Oleh: Mukhradis Hadi Kusuma (CEO ARCHY Research and Strategy)

TOPSul, Jakarta – Menjelang 50 hari menuju jadwal pencoblosan pilkada 27 November mendatang, getir menghantui akibat ritme konsolidasi tim terus dilakukan. Tidak ada waktu berleha karena jangka waktu yang pendek menjelang hari krusial.

Permasalahan sama, yaitu keinginan untuk memastikan angka elektabilitas naik seiring memuncaknya jadwal kampanye. Jika konsolidasi berhasil dilakukan tentu banyak tim yang akan membantu di lapangan dalam mendulang suara dan mengantarkan pesan visi kandidat.
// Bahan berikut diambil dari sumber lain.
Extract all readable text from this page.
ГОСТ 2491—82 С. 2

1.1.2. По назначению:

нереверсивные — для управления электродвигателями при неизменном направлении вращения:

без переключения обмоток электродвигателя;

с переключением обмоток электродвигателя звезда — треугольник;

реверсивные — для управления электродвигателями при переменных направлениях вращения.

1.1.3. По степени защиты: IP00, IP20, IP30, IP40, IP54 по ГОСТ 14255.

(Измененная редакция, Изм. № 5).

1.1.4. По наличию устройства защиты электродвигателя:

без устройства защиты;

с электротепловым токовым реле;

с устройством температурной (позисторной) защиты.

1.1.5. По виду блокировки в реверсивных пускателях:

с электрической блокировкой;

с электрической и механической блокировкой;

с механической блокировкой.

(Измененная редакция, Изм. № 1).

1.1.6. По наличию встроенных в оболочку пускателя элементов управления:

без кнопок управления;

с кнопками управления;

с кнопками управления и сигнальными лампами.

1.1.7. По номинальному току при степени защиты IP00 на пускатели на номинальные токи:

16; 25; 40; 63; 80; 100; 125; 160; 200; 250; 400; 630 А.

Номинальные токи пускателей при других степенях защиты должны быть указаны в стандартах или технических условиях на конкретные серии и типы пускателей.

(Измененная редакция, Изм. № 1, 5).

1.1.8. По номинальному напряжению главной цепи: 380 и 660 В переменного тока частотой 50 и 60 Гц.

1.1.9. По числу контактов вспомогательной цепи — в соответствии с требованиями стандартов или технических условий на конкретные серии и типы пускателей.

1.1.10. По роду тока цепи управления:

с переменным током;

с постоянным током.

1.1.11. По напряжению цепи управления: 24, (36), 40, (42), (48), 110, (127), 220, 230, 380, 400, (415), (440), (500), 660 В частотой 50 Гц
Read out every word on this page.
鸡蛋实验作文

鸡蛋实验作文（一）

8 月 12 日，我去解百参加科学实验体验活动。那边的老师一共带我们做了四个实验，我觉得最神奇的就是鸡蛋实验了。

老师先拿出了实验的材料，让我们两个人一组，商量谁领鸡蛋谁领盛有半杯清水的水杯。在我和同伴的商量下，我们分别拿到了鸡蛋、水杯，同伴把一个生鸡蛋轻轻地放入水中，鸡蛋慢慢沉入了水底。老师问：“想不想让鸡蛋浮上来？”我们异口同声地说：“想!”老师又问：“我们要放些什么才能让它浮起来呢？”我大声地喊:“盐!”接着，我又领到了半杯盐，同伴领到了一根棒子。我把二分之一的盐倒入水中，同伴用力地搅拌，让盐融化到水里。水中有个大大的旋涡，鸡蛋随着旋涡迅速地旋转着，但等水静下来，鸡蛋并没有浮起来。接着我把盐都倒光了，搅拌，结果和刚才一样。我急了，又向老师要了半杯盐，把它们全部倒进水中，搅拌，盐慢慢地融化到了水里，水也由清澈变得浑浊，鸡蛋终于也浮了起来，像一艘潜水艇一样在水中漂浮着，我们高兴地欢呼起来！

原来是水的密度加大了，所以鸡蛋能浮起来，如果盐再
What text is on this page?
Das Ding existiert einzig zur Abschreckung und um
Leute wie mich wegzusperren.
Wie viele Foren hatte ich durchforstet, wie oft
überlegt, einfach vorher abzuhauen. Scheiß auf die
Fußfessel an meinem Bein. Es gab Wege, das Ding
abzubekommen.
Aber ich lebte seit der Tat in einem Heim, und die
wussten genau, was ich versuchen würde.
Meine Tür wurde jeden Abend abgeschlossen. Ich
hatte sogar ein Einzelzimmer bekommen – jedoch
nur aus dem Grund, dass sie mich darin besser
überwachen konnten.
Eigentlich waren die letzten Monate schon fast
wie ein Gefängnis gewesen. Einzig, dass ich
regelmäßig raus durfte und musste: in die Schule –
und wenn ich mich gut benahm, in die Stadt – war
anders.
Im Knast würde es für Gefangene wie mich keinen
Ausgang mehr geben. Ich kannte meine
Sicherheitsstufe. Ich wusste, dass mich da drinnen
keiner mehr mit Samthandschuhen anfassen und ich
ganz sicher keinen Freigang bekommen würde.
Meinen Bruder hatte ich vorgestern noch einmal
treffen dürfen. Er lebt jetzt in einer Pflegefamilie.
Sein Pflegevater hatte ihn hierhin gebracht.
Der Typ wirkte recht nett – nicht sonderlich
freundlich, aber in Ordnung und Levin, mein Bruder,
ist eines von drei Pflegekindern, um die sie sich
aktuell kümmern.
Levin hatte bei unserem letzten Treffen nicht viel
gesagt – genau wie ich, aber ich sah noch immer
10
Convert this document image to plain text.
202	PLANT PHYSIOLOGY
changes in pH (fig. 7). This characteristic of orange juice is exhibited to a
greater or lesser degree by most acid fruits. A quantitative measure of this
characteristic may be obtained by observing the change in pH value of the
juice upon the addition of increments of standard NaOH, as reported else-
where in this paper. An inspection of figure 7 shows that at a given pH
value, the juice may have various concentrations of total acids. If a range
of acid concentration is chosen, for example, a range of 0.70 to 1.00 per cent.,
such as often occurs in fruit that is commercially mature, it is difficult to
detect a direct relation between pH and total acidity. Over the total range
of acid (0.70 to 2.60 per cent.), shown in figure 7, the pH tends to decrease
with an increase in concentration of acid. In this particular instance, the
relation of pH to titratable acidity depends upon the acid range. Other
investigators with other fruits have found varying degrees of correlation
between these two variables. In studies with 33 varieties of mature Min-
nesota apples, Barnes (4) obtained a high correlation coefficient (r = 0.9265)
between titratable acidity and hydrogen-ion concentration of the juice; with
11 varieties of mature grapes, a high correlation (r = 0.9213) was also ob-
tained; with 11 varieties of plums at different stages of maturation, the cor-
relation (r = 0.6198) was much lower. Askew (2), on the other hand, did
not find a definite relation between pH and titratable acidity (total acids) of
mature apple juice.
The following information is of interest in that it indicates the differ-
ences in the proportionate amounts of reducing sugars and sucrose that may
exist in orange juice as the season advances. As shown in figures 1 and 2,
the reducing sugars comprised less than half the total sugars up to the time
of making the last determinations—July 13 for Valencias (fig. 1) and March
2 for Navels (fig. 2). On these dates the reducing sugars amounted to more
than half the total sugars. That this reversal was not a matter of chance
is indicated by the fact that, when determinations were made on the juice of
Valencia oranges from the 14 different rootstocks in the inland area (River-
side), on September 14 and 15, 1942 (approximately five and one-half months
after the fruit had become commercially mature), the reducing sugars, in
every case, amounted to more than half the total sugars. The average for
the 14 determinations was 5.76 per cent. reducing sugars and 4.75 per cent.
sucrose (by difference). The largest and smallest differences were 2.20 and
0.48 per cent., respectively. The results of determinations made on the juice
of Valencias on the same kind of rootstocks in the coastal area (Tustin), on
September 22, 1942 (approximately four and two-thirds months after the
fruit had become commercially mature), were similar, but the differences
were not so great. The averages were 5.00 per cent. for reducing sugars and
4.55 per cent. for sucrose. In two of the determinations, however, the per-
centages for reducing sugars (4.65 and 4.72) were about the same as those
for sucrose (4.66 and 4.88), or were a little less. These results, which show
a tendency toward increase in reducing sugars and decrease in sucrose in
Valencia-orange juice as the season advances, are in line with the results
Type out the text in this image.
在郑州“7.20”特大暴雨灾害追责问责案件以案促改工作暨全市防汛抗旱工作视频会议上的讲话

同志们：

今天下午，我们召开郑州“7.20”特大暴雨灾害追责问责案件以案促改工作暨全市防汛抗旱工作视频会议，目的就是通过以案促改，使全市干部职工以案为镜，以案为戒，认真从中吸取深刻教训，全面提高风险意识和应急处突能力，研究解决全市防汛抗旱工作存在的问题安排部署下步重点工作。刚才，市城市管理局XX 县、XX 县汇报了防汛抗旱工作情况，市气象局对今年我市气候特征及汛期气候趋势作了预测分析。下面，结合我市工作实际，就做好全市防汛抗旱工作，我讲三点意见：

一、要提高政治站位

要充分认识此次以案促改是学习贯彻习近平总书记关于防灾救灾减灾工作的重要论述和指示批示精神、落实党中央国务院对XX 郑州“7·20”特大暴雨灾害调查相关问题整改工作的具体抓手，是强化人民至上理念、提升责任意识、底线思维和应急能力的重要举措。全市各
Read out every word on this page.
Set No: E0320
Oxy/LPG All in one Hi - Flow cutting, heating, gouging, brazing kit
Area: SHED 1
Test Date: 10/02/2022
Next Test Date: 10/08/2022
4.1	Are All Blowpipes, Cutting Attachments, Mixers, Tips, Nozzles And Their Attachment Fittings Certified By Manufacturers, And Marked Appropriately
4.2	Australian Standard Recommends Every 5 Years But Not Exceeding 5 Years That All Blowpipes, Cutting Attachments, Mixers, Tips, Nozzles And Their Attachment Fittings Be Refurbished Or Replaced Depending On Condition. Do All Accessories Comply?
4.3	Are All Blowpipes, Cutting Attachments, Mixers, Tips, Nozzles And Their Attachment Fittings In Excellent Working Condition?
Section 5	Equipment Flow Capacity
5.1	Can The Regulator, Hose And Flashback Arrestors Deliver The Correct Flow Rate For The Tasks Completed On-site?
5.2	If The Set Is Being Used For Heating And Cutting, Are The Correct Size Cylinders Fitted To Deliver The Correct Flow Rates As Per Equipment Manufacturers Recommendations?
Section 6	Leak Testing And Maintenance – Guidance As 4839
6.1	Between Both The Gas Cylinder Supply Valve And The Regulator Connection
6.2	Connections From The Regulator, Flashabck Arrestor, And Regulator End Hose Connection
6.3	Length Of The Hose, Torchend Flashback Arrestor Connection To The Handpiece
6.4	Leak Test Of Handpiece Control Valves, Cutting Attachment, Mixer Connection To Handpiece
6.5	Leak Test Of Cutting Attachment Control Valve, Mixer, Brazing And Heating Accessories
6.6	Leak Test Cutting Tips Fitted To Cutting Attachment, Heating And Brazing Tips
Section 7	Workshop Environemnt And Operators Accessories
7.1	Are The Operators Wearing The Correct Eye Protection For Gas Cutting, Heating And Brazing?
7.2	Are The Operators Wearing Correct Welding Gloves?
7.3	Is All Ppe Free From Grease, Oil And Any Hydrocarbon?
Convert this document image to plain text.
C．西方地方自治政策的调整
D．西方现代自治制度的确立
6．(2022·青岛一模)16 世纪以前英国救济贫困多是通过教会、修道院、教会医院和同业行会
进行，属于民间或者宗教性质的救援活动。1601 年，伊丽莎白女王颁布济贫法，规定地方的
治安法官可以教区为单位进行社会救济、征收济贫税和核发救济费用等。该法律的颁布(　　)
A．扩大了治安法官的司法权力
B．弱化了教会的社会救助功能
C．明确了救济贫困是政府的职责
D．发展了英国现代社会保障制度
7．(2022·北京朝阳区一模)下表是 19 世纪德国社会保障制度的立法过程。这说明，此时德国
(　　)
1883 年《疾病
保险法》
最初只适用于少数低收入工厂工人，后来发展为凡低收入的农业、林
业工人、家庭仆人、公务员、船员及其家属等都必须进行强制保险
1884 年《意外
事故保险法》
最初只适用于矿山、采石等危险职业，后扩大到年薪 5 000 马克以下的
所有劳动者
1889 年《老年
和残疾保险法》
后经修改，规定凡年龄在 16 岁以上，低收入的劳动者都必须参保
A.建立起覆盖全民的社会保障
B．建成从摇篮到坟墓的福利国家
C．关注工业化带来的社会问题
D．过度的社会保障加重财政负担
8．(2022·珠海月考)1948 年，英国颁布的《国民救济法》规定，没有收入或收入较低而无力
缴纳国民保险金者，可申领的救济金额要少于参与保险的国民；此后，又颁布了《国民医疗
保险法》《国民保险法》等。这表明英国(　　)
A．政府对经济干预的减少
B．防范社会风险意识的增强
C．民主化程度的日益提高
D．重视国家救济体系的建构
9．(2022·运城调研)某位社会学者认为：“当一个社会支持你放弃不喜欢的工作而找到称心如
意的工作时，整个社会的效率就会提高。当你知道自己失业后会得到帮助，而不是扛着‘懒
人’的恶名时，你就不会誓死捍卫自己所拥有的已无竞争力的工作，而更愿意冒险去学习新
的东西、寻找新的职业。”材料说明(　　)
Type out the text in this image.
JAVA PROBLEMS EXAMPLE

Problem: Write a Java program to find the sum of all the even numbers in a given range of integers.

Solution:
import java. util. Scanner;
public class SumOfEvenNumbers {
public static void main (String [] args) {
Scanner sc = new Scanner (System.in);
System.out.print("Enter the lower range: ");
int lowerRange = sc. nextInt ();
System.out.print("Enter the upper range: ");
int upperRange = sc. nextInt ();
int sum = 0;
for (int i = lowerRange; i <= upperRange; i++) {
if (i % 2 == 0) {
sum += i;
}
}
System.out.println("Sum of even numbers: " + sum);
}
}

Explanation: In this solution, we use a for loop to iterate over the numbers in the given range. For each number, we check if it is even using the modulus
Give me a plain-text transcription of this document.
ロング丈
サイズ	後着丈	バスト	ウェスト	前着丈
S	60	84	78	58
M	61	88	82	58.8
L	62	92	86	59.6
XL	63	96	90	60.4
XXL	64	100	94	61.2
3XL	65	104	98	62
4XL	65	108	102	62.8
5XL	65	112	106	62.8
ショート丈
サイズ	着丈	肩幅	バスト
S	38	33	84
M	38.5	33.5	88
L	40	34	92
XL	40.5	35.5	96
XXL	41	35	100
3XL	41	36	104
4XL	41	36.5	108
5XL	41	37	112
Jika wilayahnya luas dibutuhkan simultan gerak tim yang besar agar mencapai suluruh titik pemukiman publik, berbeda dengan cakupan wilayah kecil yang relatif masih menguntungkan karena tidak perlu jauh mengitari sumbu pemukiman publik.

Bisa dibayangkan ruh pertarungan kandidat semakin memanas bukan karena kesiapan namun waktu dan jejaring yang menjadi tantangan. Karena pilkada serentak hampir dipastikan kandidat hanya fokus di wilayahnya tanpa menunggu kepastian bantuan dari luar karena di luar sana juga menghadapi pesta demokrasi serupa.

Dimana titik ketegangannya? Strategi hampir dipastikan akan dipusatkan pada upaya kandidat diterima dengan cepat oleh publik. Mereka meyakini jika ada jalan yang dapat dilalui untuk menang, maka langkah itu yang coba diambil tanpa pikir panjang kenapa?.

Karena metode apa pun dalam perang kontestasi tidak harus merujuk pada pengalaman dan teori yang sudah ada melainkan langkah yang bisa dirasakan saat itu dengan melihat kondisi di depan mata, sehingga kandidat harus tenang dan mampu membaca peta dan situasi secara gamblang agar keputusan yang diambil bisa berdampak

Kandidat tentu memiliki intuisi yang tajam terutama mental kuat untuk mengambil sikap ditengah perang kontestasi yang sama sama tegang. Bukan hanya kandidat tetapi tim pun juga mengalami hal yang sama.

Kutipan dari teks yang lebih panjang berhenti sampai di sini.